Rami Khouri
The Daily Star (Opinion)
January 13, 2010 - 1:00am

I am often asked why I maintain the slightly naive expectation that the United States will one day pursue policies in the Middle East that are fair to all in the region, and also comply with international law and core American values. My answer is, in part, Denise Horn’s Globalization and International Affairs class INTL 1101 at Northeastern University in Boston.

Every autumn I spend a few weeks at Northeastern University giving a few lectures, exchanging thoughts with students and faculty, and monitoring the ever-evolving range and quality of fruit smoothies on Huntington Avenue in central Boston. On all three counts, I am always enriched in mind, spirit and body. I inevitably come away from the experience energized by the common sense, basic decency, and fairness of ordinary Americans, who speak about the Middle East in an open, honest context, free from frenzied ideological manipulation.

Every year Denise Horn asks her students to submit questions for our class discussion. The range of questions about the United States and the Middle East is a striking affirmation of four elements that make the experience so satisfying for me: the inquisitiveness of youth; their sense of responsibility about how their government acts around the world; their quest to probe and understand the underlying reasons for the tensions that define many aspects of US-Middle Eastern relations; and, their desire to explore how their country can act most responsibly and constructively in the world.

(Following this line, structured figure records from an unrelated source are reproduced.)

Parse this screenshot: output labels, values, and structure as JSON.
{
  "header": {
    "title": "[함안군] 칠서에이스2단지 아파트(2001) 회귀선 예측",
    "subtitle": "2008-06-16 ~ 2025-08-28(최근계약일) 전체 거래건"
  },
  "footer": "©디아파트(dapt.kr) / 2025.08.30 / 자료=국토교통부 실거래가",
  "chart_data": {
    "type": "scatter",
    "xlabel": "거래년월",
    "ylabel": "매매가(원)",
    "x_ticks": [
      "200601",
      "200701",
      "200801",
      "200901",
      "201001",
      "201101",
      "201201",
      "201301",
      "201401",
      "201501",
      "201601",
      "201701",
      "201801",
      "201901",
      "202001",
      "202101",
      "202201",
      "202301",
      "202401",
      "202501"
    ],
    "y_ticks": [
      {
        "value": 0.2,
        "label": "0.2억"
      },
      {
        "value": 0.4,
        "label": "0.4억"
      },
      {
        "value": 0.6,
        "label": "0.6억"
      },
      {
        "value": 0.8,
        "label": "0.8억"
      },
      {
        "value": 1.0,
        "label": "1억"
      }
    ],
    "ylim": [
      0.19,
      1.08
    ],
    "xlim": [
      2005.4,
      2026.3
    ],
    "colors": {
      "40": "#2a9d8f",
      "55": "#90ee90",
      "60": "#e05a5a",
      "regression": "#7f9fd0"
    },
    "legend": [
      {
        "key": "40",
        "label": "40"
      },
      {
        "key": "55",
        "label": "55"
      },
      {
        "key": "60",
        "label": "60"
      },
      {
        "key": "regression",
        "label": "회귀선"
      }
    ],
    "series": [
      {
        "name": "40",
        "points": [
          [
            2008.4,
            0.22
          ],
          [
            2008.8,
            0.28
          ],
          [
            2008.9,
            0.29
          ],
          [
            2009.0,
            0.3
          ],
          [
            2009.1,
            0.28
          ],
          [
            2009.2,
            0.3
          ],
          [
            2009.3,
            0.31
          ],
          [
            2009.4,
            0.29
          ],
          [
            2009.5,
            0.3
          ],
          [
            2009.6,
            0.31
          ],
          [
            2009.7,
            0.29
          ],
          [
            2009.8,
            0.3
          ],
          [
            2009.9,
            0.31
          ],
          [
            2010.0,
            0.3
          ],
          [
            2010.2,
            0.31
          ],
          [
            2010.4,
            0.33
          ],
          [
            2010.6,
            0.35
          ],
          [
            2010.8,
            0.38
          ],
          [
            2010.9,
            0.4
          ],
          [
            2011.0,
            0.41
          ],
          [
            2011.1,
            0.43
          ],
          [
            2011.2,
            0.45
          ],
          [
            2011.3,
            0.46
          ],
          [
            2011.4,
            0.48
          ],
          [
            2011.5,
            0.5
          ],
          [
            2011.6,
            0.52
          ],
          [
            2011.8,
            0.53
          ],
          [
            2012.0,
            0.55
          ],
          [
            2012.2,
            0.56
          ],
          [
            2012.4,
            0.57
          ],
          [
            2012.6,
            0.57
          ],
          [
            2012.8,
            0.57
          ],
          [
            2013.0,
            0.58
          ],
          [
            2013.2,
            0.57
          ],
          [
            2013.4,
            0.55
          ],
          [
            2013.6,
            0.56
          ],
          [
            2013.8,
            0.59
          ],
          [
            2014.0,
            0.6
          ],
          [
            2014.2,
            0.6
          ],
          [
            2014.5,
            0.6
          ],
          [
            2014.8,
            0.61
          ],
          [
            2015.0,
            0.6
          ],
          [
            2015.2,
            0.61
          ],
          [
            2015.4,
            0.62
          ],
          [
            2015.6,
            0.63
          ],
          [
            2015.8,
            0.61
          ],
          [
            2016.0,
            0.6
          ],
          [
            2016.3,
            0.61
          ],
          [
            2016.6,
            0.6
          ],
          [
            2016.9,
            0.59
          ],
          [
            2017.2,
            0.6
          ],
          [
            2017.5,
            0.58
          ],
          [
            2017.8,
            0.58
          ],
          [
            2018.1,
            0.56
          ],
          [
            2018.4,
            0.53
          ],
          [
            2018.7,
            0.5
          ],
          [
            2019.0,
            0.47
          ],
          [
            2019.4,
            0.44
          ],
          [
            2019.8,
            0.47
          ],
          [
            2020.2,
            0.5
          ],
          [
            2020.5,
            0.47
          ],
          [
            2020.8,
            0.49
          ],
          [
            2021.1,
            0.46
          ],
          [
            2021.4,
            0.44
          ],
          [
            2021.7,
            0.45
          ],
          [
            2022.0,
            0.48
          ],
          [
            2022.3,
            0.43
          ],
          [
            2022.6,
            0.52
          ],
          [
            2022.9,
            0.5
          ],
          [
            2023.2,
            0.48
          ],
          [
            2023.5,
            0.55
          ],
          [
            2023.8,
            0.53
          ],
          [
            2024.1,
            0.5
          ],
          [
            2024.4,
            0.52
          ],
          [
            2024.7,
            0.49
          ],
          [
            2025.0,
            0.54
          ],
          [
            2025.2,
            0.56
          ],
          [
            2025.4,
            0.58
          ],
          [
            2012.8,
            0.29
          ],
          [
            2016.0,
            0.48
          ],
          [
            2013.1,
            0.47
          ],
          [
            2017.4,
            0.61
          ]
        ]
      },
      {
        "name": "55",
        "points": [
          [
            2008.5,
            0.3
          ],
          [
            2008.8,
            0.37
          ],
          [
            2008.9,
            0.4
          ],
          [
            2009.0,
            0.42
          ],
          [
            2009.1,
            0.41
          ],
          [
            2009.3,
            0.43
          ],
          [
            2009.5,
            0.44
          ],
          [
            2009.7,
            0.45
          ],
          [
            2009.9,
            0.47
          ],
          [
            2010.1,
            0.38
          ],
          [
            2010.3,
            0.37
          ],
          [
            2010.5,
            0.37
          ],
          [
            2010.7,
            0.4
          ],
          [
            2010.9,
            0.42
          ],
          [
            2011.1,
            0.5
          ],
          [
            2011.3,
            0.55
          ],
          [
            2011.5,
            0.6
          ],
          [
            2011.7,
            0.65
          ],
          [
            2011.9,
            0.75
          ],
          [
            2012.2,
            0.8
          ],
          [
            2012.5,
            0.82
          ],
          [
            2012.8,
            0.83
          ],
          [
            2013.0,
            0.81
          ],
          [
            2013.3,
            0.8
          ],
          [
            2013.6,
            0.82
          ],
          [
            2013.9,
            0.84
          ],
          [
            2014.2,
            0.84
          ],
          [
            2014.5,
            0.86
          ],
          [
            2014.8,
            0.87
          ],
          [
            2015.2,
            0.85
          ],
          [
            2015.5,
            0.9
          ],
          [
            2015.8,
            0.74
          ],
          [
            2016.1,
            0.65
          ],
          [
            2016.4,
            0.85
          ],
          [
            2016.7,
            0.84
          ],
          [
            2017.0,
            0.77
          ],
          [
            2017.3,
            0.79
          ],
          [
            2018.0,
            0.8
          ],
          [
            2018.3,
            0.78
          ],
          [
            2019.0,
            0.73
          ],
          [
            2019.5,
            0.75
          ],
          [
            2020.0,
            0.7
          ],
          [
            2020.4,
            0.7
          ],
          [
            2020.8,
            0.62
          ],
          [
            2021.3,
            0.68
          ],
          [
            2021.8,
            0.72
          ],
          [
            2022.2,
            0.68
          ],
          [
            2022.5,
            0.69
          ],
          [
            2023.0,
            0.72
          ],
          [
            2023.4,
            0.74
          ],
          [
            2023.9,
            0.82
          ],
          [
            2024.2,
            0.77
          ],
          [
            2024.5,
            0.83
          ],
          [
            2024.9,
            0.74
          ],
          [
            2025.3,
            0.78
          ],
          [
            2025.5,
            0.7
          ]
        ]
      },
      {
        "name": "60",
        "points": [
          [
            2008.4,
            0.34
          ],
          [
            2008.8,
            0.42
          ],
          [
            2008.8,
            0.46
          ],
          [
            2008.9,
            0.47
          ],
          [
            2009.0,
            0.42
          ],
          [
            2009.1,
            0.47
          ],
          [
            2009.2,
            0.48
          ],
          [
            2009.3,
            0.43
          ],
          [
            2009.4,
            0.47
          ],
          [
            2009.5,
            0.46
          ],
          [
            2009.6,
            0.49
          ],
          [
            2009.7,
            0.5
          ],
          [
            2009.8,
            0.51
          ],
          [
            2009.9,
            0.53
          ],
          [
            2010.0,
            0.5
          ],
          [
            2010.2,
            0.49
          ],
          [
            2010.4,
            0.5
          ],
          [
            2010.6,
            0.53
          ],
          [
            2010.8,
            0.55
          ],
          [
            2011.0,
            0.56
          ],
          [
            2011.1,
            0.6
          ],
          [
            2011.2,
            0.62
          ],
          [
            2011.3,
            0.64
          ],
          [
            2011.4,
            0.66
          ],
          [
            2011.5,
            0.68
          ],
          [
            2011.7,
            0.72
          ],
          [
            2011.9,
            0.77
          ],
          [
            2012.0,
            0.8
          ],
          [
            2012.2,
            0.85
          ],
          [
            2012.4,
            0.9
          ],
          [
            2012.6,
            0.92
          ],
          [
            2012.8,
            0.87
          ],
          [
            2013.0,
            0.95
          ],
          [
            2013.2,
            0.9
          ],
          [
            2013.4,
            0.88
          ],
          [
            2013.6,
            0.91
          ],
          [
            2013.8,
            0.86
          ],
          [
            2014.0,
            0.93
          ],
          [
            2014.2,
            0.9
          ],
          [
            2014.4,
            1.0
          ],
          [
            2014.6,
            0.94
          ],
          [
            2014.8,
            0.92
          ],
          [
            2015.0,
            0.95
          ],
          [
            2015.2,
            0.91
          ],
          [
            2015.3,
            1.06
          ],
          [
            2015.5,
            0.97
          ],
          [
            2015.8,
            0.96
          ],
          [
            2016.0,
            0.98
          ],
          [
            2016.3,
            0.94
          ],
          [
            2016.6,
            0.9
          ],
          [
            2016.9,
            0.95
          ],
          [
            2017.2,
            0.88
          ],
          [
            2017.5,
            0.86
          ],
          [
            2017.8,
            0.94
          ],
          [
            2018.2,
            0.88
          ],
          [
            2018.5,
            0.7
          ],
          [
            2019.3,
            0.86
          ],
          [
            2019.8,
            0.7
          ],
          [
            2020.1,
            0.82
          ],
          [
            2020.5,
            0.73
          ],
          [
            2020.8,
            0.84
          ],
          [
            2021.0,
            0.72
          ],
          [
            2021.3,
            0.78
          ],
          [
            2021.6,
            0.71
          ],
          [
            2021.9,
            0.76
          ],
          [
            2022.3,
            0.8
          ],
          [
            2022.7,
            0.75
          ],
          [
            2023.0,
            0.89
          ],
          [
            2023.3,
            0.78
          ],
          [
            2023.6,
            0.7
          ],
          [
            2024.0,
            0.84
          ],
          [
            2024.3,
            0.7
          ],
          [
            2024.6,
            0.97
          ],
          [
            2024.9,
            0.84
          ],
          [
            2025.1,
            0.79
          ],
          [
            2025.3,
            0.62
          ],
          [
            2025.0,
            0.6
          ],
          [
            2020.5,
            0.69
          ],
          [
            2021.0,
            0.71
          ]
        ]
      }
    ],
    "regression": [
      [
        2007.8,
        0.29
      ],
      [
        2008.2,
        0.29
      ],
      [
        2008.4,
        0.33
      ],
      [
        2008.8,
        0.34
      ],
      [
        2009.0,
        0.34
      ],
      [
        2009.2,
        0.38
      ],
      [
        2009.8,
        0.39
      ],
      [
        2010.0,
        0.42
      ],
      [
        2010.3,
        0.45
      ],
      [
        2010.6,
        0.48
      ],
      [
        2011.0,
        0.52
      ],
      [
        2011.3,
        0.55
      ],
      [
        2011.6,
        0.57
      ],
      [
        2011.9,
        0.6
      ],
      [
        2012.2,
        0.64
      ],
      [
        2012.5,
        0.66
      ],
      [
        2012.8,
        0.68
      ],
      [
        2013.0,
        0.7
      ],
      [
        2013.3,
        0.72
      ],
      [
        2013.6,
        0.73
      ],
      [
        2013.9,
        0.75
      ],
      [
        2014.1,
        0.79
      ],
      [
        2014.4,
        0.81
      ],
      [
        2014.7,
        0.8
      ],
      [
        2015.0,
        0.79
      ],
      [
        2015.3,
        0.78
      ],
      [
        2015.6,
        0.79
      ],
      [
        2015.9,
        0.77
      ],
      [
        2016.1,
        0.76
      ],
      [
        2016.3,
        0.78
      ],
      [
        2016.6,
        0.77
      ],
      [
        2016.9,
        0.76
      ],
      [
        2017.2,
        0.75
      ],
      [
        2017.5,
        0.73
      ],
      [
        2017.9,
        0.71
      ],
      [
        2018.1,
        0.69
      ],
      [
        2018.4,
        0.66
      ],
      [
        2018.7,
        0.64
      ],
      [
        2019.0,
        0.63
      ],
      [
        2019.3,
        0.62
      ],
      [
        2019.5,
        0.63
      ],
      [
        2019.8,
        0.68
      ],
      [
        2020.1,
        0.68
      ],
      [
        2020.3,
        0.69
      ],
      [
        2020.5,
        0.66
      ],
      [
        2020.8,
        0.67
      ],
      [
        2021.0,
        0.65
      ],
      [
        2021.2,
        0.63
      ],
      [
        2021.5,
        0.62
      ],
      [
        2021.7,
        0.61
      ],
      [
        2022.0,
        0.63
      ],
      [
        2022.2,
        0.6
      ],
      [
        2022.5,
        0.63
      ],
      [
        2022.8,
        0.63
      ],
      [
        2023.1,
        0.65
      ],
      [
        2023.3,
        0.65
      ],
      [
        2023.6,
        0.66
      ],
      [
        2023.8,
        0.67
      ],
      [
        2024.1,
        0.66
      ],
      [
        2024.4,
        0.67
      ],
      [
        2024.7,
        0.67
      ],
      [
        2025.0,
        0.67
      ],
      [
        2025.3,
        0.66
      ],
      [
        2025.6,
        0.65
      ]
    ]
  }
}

I know that the several hundred students in the class are not fully representative of all US citizens, but they get pretty close, to judge by the many ethnicities, races, religions and ideological sentiments they represent. The substance and style of the questions this time around were striking and refreshing. They were striking because they almost always hit the central issues of any matter under discussion, without being diverted by ideological nonsense: What are the essential elements of an Arab-Israeli compromise agreement? Do tensions in Arab societies reflect local problems or stresses from globalization? Does American foreign policy aggravate or reduce autocratic governance in the Middle East? Is President Barack Obama’s approach to the region promoting or retarding Arab-Israeli peace? Does he deserve his Nobel Peace Prize? What can average citizens do to promote peace and stability in the Middle East? Should the US and the international community push for upholding international law and prosecuting leaders in the region who are accused of war crimes?

The tone of the questions was refreshing because they were just that, questions, rather than the ideological fire hose blasts that often emanate from Americans who speak about the Middle East. The students reflect the best of American intellectual and political traditions as I know them: They appreciate that a problem or conflict exists; they ask many questions to try and grasp the facts and nuances of the matter; and they use the knowledge gathered to explore possible resolutions, with their country and government playing a positive role aiming to resolve the conflicts and reduce tensions.

The students and I do not always end with agreement or consensus, but we discuss the issues in a way that allows all views to be heard, where everyone can grasp and address the legitimate concerns of all parties.

This dynamic is repeated every day in a thousand classrooms around the US, I am sure. It is an important reminder that the sentiments and values of ordinary Americans are strong, sensitive and fair-minded. That’s the good news; the downside is that these sentiments also seem largely divorced from foreign policy decision-making in Washington. The point is, democracies function best when they faithfully reflect the sentiments and values of their citizens. This is often the case with American foreign policy (as in the current American slow withdrawal from Iraq). However, US policy toward the Arabs and Israel is usually an exception that largely fails to take on the qualities of common decency and sense of fairness of the American people.

Rather, US policy in this realm is largely distorted by pro-Israel groups, Christian fundamentalist, and other extremist forces that broadly assume that Israel is good and that its needs must get priority treatment, while Arabs are suspect and they have to prove themselves and acquiesce to Israeli right-wing demands before being seriously engaged diplomatically. Public opinion polling by the respected Zogby firm and others in the US repeatedly shows that – unlike Washington’s skewed track record – the American public wants the government to take an evenhanded approach that affirms the simultaneous rights of Arabs and Israelis.

It is refreshing to confirm this now and then by engaging a cross-section of ordinary Americans who remind us why so many people around the world still admire the United States and look forward to the day when, like my jaunts along Huntington Avenue in Boston, its foreign policy also is fortified by the core strengths and decencies of its citizens.